Article 4: A Hierarchical Approach for Triage on Family Health Care
Foreword
Introduction
Thus, the approach proposed in this work is inspired by Primary Health Care Institutions (PHFs) implementing a family health care strategy in the city of Rio de Janeiro. In this paper, we propose an approach to provide multiple inputs to the risk assessment process in primary health care.
Motivation
We use concepts of Fuzzy Logic and Analytical Hierarchy Process (AHP) to contribute to the standardization of this process, to minimize discrepancies in patient risk assessments between teams, thereby improving the quality of decision making.
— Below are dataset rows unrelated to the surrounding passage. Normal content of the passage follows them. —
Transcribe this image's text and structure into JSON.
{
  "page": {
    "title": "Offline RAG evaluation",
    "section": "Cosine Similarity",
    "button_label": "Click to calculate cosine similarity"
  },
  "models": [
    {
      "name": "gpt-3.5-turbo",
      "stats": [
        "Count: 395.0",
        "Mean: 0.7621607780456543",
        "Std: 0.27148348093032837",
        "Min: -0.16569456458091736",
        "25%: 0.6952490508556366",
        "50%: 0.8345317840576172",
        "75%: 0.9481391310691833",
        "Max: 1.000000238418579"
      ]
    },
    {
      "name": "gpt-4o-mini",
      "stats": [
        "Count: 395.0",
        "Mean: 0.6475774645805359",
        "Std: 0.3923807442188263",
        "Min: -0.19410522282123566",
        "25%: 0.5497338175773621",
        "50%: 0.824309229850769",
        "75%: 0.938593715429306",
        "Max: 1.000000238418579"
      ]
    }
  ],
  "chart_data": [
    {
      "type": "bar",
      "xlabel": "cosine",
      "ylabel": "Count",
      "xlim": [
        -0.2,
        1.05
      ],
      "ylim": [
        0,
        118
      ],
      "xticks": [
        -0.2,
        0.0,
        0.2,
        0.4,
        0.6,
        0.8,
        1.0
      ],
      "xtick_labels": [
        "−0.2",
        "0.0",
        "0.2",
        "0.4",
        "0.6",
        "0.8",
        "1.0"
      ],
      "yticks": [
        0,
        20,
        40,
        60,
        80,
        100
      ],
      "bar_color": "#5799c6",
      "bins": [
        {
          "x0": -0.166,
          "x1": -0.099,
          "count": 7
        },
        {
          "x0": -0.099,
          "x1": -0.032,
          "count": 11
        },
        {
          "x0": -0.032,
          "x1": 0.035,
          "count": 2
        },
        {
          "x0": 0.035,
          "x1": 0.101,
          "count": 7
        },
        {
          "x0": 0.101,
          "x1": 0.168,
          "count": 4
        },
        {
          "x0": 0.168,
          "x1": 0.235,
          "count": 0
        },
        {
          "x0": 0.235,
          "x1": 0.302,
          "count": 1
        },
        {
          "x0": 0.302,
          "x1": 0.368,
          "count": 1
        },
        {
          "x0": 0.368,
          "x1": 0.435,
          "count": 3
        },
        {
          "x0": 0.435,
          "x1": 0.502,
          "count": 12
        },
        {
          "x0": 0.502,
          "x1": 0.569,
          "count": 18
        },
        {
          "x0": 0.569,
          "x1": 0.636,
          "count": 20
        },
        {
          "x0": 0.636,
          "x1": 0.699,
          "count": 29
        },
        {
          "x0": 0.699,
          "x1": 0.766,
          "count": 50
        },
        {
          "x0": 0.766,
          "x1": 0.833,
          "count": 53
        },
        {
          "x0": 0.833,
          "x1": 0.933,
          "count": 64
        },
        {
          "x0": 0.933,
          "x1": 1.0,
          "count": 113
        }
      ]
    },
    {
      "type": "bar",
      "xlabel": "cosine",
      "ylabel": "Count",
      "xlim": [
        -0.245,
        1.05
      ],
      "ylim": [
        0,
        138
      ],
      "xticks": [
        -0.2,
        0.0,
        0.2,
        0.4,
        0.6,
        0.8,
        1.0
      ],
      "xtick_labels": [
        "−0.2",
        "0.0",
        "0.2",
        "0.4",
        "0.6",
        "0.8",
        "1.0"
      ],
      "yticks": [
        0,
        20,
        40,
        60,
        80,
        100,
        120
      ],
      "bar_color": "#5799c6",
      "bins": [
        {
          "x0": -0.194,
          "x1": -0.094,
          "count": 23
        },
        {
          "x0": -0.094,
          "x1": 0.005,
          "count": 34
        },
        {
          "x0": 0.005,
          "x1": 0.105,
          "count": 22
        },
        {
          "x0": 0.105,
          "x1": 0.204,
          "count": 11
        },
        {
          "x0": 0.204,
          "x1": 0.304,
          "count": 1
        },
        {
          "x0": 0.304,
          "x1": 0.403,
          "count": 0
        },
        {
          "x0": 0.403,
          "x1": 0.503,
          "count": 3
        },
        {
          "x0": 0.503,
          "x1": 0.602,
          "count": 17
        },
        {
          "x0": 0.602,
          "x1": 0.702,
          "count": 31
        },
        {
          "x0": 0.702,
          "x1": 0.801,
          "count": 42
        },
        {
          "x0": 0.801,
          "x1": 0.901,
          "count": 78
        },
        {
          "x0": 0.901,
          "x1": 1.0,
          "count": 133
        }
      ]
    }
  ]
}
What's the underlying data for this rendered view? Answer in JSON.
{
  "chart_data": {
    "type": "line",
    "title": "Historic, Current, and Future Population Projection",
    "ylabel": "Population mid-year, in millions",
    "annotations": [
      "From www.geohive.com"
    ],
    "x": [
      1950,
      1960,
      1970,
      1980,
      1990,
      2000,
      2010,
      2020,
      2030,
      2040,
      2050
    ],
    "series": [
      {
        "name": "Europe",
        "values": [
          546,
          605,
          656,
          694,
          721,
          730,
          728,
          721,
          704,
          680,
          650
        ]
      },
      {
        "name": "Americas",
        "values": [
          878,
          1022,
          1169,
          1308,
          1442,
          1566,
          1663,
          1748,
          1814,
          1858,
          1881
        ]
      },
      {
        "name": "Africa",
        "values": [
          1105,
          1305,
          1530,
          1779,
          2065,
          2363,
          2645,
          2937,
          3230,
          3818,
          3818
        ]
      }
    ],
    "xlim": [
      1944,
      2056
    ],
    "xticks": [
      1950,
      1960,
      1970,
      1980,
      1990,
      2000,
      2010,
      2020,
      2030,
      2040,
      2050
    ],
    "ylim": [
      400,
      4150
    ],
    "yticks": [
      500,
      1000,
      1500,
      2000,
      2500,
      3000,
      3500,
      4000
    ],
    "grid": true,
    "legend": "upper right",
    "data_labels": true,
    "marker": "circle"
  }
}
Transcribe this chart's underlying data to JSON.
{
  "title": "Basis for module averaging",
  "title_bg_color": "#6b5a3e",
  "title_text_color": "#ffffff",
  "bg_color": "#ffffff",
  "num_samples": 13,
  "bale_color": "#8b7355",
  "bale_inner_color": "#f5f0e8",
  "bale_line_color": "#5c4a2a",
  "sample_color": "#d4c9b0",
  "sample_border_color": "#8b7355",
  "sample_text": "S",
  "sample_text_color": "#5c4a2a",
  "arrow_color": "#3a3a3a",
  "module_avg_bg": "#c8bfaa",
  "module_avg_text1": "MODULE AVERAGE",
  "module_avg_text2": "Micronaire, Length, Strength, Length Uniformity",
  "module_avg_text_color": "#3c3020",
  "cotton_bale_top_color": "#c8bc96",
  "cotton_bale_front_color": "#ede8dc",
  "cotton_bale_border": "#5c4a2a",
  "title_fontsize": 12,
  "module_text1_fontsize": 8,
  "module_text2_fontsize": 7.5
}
Considering the range of decisions that professionals make in carrying out their activities, the complexity of the system in which their work is carried out, which literally involves the life and death of people – the approach presented in this article can make an important contribution to improving working conditions, providing more input for decision-making.
Results
This set of criteria/symptoms proposed by the authors was presented to the professionals working in PHF. In the case shown in this work, for each degree of risk represented by a color there is a series of criteria.
Conclusions and Further Work
In this chapter we present a discussion of the results of this thesis, as a summary of the discussions presented in the results chapter. Making Health Care Safer II: An updated critical analysis of the evidence for patient safety practices.